What I did learn however is there is on a great deal of DDR4 today an "XMP 2,0" profile by Intel. It modifies the bios to overclock for example 2400MT/s DDR4 to 2666MT/s, and thus manufacturers are advertising DDR4 at the higher "overlocked" speeds as normal DDR4. Since Apple does not support XMP 2.0, we get the DDR4's normal clock speeds, not the advertised speed. Very misleading.
Here is a quote from another Mr member concerning this. This is what is causing the majority of these 2019 iMac DDR4 mismatches. There should be some sort of truth in advertising law associated with this, but we all know what the chances of that are.

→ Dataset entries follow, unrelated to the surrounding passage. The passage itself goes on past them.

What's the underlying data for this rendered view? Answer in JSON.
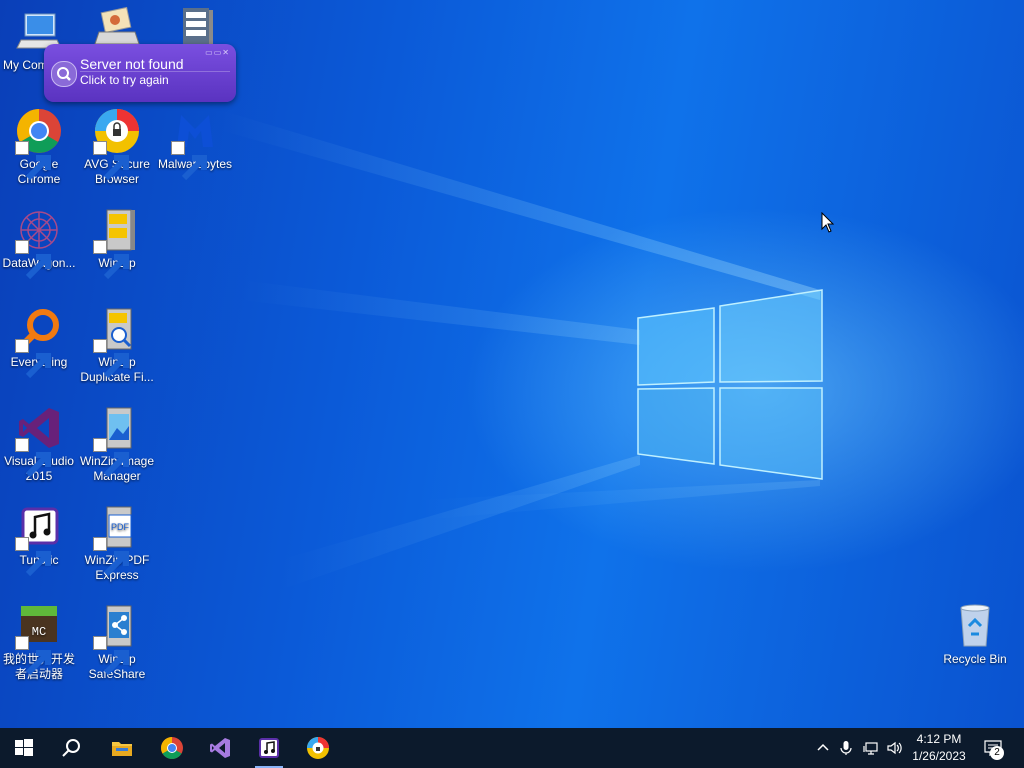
{
  "desktop": {
    "icons": [
      {
        "label": "My Computer",
        "icon": "computer-icon"
      },
      {
        "label": "",
        "icon": "photo-scanner-icon"
      },
      {
        "label": "",
        "icon": "server-cabinet-icon"
      },
      {
        "label": "Google Chrome",
        "icon": "chrome-icon"
      },
      {
        "label": "AVG Secure Browser",
        "icon": "avg-browser-icon"
      },
      {
        "label": "Malwarebytes",
        "icon": "malwarebytes-icon"
      },
      {
        "label": "DataWagon...",
        "icon": "datawagon-icon"
      },
      {
        "label": "WinZip",
        "icon": "winzip-icon"
      },
      {
        "label": "Everything",
        "icon": "everything-icon"
      },
      {
        "label": "WinZip Duplicate Fi...",
        "icon": "winzip-duplicate-icon"
      },
      {
        "label": "Visual Studio 2015",
        "icon": "visual-studio-icon"
      },
      {
        "label": "WinZip Image Manager",
        "icon": "winzip-image-icon"
      },
      {
        "label": "Tunatic",
        "icon": "tunatic-icon"
      },
      {
        "label": "WinZip PDF Express",
        "icon": "winzip-pdf-icon"
      },
      {
        "label": "我的世界开发者启动器",
        "icon": "minecraft-launcher-icon"
      },
      {
        "label": "WinZip SafeShare",
        "icon": "winzip-safeshare-icon"
      },
      {
        "label": "Recycle Bin",
        "icon": "recycle-bin-icon"
      }
    ]
  },
  "toast": {
    "title": "Server not found",
    "subtitle": "Click to try again",
    "icon": "search-icon"
  },
  "taskbar": {
    "apps": [
      "start-icon",
      "search-icon",
      "file-explorer-icon",
      "chrome-icon",
      "visual-studio-icon",
      "tunatic-icon",
      "avg-browser-icon"
    ],
    "tray": [
      "chevron-up-icon",
      "microphone-icon",
      "network-icon",
      "volume-icon"
    ],
    "clock": {
      "time": "4:12 PM",
      "date": "1/26/2023"
    },
    "notifications": {
      "count": "2"
    }
  },
  "colors": {
    "taskbar": "#0c1a2c",
    "toast": "#6a42d0",
    "desktop": "#0b5ad8"
  }
}
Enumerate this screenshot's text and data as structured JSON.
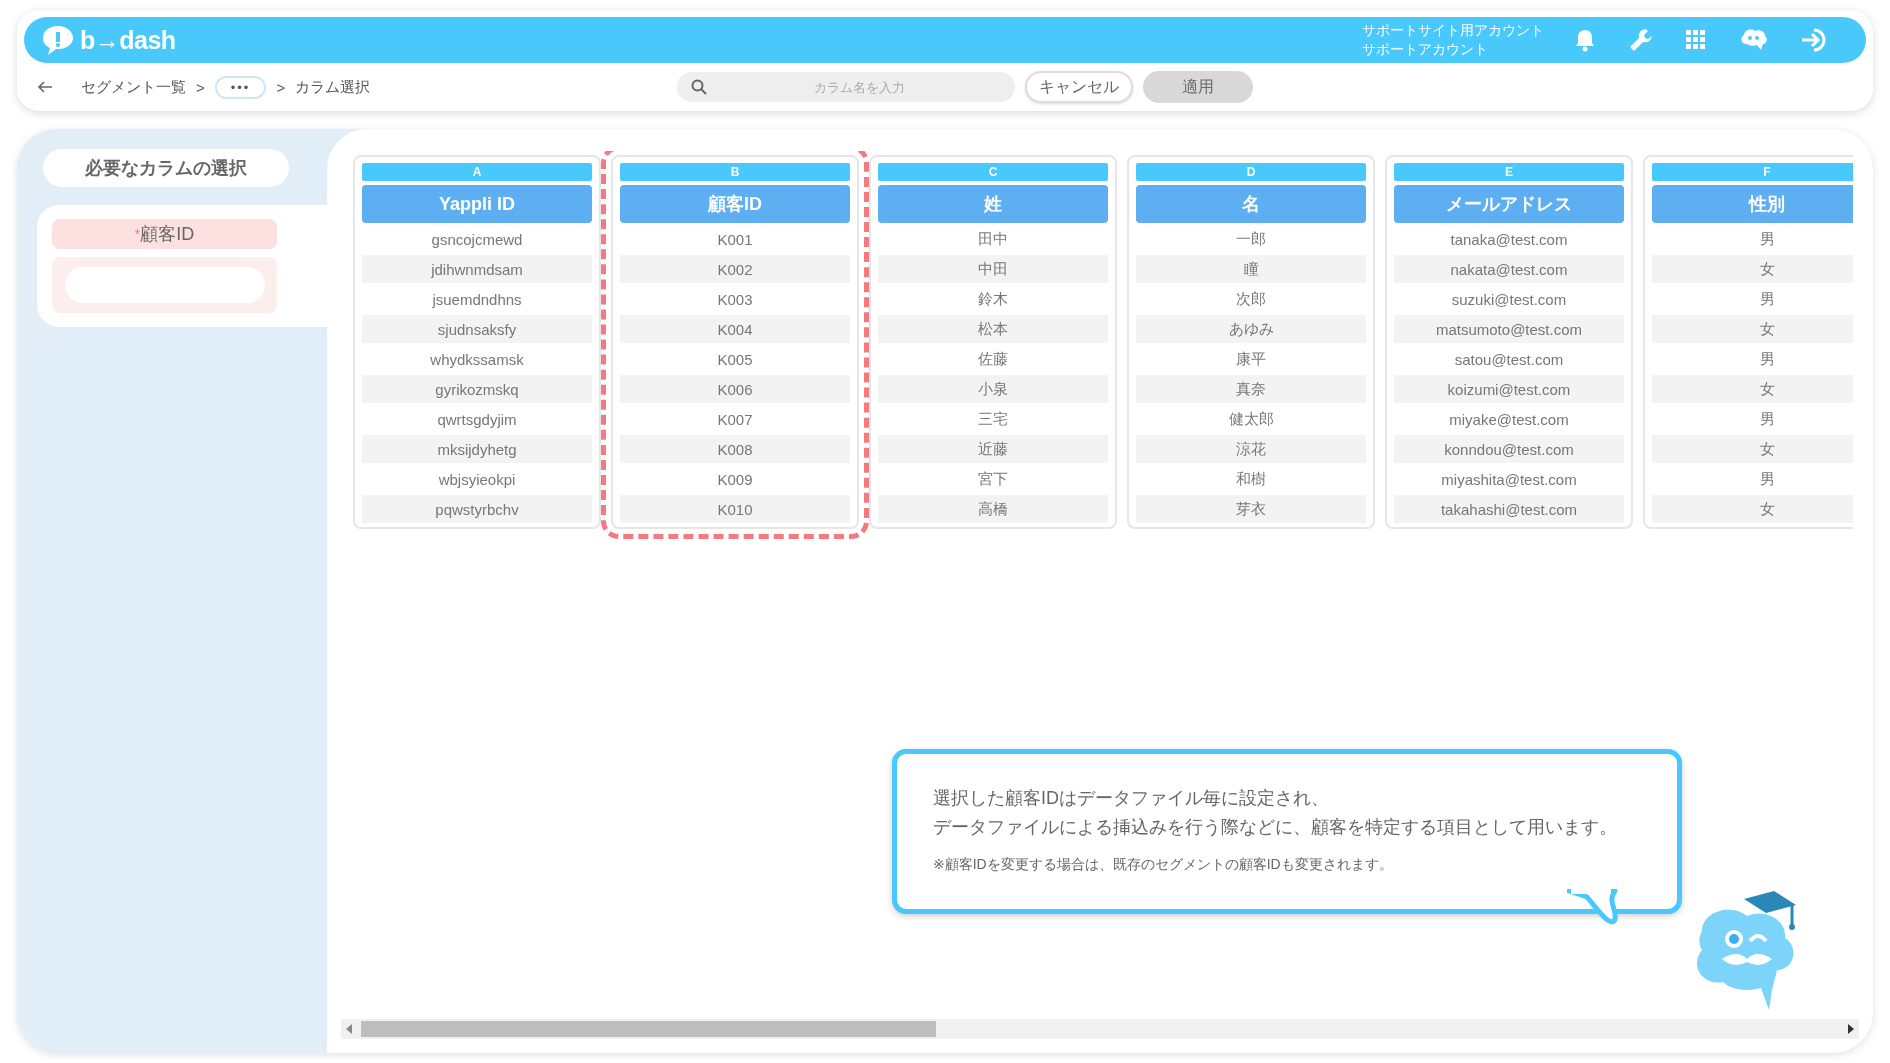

https://forums.macrumors.com/threads/2019-imac-ram-2400mhz.2176657/#post-27258169
Here is an Amazon DDR4 ad from Micron (Crucial's parent company), misleading someone on here with this kind of ad. Look down below the picture on the right for more info, you'll see they post this in a pretty inconspicuous spot, very easy to miss.
https://www.amazon.com/gp/product/B06XRBS4Y5
I am going to create a separate thread so that those who are still having this issue have something solid to work with and understand.
My advise? I ONLY buy ram that has been listed as "specifically for," my Mac. Either official Crucial, or some other OEM who manufactures their own ram and lists it as specifically for my model only.
P.S. @
SaSaSushi, and others, you were correct about the original Apple ram being comparable with the correct dual rank third party ram. I stand corrected, thank you.